A good example of dynamic pricing in the financial services world involves offers presented to the average CD shopper, who almost always wants the best rate. Dynamic pricing could help banks retain such customers while offering relatively low rates by offering other incentives or attractive packages. That might involve combining the lower CD rate with same-day access to funds when they are deposited, or free foreign ATM access, Demos says.
Novantas has its own dynamic pricing product called Pricetek, which is used by eight of the top ten banks, Demos says. The product is based on "nonlinear elasticity models" that can forecast demand based on changes to rates. It lets banks examine a wide range of portfolio information, including deposits by tiers and by region, to create price and product distinctions, Demos says.
Bank of the West chose Zafin because of its ability to analyze customer attributes, such as recent use of products, balances, geography and demographics, to create rates, fees and service benefits, Roddy says.
The Zafin product will let Bank of the West quickly create packages much the same way cable companies create product bundles for their customers, Roddy says.
One of the goals is to provide better products and services to the customers who already have deep ties with the bank, or who have recently brought the bank a deeper share of wallet, Roddy says. It will also nudge pricing in the direction of more traditional retail environments, where if you are a frequent shopper at a large retailer like Macy's you might get gift wrapping for free, Roddy says.
"That fluidity in more traditional retail environments is not a part of banking, and this helps us move in that direction," Roddy says.
Robert Phillips, the founder of Nomis Solutions and a professor and the director of the Center for Pricing and Revenue Management at Columbia Business School, said in an interview from late last year that pricing in financial services should be no different from most consumer industries.
Nomis, like Pricetek, also provides a dynamic pricing engine for bank portfolios, which Phillips says can increase operating profits between 10% and 12%. (The product is called Nomis Price Optimizer.) "Different customers weigh different features, some will pay higher prices because they value the brand or they value the convenience or the other services that come along with it … and some will shop until the cows come home to get the best price," Phillips says.
Banks should be investing in customer pricing the way they've invested in risk, branches and their brand strategies, Phillips says.
Dynamic pricing is actually related to investments most banks have already made in customer relationship management platforms, experts say.
"Banks have bought great new CRM solutions, but they've forgotten they have to get all the information to all the customer touch points at the same time with consistency," says Christine Pratt, a senior analyst at Aite Group.

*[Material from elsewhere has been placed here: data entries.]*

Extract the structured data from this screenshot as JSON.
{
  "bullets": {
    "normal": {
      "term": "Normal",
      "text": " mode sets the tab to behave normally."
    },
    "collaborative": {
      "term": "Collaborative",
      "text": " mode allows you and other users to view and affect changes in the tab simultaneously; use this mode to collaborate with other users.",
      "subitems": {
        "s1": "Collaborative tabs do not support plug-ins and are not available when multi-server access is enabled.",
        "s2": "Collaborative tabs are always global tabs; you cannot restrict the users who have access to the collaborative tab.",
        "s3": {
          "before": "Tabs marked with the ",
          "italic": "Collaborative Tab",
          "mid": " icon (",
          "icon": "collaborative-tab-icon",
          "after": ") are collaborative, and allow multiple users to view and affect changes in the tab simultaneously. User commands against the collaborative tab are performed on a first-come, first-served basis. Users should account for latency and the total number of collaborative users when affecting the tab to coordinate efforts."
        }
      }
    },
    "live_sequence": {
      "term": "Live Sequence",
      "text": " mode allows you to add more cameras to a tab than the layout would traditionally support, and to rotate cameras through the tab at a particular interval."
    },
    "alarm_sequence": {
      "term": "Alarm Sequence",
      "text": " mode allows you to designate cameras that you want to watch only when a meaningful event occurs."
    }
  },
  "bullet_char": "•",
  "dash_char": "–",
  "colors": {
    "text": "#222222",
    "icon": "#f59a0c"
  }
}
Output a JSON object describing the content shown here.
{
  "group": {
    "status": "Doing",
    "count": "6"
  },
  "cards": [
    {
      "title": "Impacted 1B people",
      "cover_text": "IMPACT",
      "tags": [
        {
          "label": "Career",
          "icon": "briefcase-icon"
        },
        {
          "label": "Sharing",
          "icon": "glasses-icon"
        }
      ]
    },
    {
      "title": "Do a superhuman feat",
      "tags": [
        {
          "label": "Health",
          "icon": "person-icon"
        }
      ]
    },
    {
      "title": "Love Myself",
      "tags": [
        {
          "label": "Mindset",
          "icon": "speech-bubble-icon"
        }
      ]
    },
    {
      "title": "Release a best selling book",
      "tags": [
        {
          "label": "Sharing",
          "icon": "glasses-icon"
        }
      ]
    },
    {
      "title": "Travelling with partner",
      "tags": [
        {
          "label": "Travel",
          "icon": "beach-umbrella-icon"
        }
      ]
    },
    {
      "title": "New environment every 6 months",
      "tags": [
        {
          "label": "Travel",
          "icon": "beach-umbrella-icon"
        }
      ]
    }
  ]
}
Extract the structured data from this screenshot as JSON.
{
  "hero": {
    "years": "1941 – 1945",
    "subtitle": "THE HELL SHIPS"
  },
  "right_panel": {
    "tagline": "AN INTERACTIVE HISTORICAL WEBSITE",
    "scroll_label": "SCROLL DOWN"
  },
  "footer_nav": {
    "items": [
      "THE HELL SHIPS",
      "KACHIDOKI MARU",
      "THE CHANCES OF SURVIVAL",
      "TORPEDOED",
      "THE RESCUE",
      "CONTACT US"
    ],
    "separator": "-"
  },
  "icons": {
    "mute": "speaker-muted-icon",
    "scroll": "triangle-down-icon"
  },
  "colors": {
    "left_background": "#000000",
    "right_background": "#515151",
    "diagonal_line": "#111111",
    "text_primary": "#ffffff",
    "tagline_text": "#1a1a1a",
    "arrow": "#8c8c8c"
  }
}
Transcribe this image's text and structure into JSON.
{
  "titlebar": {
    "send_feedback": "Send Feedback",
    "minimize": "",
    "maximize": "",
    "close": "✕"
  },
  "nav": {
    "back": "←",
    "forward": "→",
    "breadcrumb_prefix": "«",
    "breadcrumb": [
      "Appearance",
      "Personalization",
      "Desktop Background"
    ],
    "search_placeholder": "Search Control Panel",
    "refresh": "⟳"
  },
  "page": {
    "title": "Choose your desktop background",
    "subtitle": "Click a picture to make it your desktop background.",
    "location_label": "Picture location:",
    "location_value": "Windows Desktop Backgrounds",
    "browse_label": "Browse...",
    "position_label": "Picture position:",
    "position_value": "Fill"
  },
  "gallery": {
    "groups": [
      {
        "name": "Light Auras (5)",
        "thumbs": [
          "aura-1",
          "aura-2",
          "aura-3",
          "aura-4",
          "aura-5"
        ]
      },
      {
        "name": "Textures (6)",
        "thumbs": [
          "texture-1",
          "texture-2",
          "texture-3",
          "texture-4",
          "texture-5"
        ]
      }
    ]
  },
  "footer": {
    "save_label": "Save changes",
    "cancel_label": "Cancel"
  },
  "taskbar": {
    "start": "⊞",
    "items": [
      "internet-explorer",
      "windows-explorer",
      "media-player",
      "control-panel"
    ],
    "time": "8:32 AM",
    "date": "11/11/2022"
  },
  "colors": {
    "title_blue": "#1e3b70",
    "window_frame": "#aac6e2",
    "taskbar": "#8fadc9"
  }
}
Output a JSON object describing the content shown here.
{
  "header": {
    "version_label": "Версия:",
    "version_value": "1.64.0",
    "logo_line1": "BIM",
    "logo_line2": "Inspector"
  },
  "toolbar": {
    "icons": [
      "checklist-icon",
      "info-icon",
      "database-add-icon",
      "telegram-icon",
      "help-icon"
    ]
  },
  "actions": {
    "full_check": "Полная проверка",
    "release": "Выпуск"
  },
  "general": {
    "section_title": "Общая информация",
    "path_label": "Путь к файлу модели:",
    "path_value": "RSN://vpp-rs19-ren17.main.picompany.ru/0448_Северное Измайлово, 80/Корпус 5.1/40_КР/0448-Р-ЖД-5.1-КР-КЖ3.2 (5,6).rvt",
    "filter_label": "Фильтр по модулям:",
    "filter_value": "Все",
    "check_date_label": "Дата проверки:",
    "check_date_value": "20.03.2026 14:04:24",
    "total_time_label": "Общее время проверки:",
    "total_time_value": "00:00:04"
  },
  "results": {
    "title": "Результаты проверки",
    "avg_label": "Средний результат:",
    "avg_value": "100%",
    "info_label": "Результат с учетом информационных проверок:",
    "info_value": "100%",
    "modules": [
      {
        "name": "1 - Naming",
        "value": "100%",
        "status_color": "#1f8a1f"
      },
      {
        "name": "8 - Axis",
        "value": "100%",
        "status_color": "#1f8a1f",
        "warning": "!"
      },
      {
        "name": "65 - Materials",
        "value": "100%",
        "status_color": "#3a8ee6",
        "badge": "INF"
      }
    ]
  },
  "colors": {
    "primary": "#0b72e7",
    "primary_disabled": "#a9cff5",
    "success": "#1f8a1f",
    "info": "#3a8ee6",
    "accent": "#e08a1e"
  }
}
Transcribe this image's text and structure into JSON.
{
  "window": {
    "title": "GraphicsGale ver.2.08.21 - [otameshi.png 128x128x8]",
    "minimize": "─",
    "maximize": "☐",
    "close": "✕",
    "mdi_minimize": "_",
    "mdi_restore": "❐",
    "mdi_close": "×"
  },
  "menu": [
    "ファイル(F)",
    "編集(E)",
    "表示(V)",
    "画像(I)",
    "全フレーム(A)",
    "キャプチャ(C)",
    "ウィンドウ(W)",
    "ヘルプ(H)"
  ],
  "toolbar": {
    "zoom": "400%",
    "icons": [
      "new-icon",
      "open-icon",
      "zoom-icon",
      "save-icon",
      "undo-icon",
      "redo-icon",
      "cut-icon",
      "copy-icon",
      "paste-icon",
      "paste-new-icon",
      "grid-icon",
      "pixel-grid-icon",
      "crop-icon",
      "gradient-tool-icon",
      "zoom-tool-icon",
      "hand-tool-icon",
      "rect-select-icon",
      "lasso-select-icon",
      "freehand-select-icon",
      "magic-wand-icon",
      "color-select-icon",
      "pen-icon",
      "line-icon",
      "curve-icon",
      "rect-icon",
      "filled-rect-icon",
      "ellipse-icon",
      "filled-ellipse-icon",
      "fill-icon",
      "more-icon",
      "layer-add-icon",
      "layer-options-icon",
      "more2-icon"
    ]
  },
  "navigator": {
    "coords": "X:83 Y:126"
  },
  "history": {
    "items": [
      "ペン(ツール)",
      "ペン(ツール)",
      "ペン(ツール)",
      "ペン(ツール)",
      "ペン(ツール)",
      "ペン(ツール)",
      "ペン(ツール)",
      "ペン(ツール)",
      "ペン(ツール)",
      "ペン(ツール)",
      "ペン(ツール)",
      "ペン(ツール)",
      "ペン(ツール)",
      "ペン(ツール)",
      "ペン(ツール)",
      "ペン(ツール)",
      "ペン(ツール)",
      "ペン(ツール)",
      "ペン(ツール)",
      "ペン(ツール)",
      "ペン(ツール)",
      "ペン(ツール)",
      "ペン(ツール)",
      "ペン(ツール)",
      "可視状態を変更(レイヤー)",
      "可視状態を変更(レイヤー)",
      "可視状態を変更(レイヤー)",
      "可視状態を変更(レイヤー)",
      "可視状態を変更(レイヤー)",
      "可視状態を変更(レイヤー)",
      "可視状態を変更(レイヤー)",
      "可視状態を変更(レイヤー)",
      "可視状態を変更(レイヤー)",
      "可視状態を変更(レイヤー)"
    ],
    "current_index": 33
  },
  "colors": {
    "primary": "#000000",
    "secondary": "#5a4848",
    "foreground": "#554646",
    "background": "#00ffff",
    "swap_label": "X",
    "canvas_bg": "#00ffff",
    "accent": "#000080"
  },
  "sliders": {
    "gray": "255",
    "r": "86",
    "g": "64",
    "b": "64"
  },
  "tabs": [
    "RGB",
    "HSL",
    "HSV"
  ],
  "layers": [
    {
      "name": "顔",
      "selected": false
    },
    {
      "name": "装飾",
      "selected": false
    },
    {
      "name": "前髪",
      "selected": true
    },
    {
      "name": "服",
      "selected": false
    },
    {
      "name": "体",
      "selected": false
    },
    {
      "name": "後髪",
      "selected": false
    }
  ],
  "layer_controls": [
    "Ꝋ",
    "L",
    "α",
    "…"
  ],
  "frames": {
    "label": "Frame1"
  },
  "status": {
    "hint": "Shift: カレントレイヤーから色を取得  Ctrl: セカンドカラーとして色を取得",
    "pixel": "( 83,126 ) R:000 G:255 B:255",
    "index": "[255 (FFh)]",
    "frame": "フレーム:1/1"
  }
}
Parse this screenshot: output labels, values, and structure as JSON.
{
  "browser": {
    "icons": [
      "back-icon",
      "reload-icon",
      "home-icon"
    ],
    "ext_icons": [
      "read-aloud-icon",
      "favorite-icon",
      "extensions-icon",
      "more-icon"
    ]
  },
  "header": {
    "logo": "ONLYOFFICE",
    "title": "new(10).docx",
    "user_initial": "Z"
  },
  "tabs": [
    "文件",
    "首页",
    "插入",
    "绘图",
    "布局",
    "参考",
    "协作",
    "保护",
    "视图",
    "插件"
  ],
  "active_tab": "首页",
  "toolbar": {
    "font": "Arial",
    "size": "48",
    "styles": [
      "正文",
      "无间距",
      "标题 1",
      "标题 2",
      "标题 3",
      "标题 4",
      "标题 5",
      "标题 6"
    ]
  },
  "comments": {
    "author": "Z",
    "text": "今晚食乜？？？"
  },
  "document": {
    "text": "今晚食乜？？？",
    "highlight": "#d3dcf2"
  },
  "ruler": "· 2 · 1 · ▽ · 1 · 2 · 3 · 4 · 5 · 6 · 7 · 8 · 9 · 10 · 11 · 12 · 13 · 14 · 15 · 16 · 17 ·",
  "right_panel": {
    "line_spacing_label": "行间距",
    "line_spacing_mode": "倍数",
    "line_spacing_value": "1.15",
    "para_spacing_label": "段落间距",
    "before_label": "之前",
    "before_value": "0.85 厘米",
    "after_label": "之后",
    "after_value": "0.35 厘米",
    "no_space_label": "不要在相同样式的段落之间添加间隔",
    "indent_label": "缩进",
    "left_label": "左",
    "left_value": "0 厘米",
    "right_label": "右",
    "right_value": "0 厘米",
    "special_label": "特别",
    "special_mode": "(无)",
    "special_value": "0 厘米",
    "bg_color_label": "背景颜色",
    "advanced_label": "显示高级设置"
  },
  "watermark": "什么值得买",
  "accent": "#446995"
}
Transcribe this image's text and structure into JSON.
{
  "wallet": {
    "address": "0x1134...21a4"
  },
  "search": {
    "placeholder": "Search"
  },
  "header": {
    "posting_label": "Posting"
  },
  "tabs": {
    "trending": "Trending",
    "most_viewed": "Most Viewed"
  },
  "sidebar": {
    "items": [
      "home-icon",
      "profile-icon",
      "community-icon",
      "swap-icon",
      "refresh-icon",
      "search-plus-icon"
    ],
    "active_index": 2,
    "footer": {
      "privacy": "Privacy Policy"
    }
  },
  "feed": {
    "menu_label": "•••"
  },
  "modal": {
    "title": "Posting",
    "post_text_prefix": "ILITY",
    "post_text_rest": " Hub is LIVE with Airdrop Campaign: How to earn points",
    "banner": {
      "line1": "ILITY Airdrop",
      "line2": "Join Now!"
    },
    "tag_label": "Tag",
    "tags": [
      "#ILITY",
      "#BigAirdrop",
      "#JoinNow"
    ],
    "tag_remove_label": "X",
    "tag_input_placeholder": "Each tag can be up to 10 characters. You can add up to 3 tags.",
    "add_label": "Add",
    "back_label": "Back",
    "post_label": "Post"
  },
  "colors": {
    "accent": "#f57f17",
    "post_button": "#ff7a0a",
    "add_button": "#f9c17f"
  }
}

That is likely to change in an era of constrained revenue brought on by regulations such as those in the Dodd-Frank Act and the Durbin amendment to the financial reform law, Pratt says, and banks will look for more creative revenue opportunities.
Certainly some of the newest banks have built dynamic pricing into the core of their business models. Movenbank of New York, which has yet to open for business, has said it plans to offer more fluid pricing through a data analytics system it has created called CRED. CRED purports to establish pricing for products and services based on the capacity of customers to refer others to the bank through their standing on social networks.
Similarly, Bank of the West plans to reward its best customers with better pricing and better products.
This will "enable us to do a better job of providing features and services and pricing benefits to customers with significant relationships with us," Roddy says.